# Handling Sparse Data with LogisticNet

This notebook shows how `LogisticNet` handles sparse input data, such as text features or high-dimensional datasets.

## Setup
We generate a sparse synthetic dataset for testing.

In [1]:
from sklearn.datasets import make_classification
from sklearn.model_selection import train_test_split
from sklearn.metrics import accuracy_score
from scipy.sparse import csr_matrix
from glmpynet import LogisticNet

# Generate synthetic dataset and convert to sparse
X, y = make_classification(n_samples=200, n_features=100, n_classes=2, random_state=42)
X_sparse = csr_matrix(X)
X_train, X_test, y_train, y_test = train_test_split(X_sparse, y, test_size=0.2, random_state=42)
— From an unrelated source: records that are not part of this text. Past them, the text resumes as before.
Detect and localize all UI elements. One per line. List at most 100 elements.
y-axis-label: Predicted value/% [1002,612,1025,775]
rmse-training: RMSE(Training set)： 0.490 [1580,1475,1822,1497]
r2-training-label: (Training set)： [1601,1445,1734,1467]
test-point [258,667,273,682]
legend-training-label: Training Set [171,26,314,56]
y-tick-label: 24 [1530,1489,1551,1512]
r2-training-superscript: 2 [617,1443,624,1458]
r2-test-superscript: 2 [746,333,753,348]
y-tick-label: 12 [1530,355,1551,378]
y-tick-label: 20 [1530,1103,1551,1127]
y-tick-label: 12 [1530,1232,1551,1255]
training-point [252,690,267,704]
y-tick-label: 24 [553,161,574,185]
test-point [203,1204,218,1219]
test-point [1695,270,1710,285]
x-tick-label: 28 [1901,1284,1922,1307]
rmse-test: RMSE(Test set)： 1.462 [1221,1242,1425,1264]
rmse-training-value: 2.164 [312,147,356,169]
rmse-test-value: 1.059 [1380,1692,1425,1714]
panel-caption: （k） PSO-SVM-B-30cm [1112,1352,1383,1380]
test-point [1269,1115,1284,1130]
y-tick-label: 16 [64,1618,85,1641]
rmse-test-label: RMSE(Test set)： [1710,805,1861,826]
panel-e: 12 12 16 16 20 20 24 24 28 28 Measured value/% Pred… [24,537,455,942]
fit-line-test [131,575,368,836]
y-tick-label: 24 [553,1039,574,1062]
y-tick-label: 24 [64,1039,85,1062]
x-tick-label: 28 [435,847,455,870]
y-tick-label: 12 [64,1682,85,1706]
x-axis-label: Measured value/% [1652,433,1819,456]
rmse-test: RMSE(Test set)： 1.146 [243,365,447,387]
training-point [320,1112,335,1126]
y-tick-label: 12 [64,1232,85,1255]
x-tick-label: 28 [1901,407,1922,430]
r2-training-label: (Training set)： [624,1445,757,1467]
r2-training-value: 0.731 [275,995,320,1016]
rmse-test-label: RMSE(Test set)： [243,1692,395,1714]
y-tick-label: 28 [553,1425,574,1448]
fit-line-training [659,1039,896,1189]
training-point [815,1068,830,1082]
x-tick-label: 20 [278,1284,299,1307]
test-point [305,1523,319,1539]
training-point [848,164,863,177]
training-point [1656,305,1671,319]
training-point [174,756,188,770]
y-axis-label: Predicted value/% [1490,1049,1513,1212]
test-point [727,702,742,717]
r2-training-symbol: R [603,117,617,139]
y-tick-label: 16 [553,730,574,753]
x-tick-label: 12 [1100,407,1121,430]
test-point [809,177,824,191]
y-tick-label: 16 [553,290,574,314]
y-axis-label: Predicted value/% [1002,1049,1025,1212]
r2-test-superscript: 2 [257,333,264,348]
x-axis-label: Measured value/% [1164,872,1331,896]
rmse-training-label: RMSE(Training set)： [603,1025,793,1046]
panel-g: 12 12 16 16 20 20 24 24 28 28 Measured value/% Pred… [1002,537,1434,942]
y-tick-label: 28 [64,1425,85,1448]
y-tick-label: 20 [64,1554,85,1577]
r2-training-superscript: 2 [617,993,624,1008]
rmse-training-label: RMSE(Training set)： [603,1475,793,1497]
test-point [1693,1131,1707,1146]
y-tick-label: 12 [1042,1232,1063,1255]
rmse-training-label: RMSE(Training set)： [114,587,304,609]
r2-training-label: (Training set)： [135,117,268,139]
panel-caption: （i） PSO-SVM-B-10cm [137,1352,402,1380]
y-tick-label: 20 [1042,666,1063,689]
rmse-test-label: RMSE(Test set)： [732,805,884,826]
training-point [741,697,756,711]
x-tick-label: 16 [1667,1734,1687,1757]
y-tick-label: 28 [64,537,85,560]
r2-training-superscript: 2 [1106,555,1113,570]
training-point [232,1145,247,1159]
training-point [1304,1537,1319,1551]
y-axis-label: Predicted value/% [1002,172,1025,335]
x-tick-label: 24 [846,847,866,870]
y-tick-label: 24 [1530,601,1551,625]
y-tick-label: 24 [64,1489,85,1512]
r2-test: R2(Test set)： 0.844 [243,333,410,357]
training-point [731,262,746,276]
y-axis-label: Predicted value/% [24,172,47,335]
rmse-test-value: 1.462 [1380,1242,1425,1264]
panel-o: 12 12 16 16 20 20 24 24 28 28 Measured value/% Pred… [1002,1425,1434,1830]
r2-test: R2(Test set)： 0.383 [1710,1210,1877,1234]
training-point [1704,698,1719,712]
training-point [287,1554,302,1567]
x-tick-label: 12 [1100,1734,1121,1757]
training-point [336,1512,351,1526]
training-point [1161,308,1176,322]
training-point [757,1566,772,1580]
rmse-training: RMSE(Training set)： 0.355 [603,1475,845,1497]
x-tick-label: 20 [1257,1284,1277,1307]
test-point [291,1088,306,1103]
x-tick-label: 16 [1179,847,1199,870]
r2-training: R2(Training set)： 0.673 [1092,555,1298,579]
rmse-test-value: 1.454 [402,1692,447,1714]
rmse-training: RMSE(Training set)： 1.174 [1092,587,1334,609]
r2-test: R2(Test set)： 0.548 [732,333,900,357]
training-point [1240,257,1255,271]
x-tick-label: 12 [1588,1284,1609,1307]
# Fit and predict with sparse data
model = LogisticNet(penalty='l1')
model.fit(X_train, y_train)
y_pred = model.predict(X_test)
accuracy = accuracy_score(y_test, y_pred)
print(f"Sparse Data Accuracy: {accuracy:.2f}")

# Check sparsity of coefficients
print(f"Number of non-zero coefficients: {np.sum(model.coef_ != 0)}")



Sparse Data Accuracy: 0.85


NameError: name 'np' is not defined

## Explanation
- The dataset is converted to a sparse CSR matrix to simulate high-dimensional data.
- `LogisticNet` with `penalty='l1'` promotes sparsity in coefficients.
- Accuracy is similar to dense data, but coefficient sparsity is key for `glmnet` comparison.
- With `glmnet`, expect enhanced sparsity and potentially better performance on sparse data.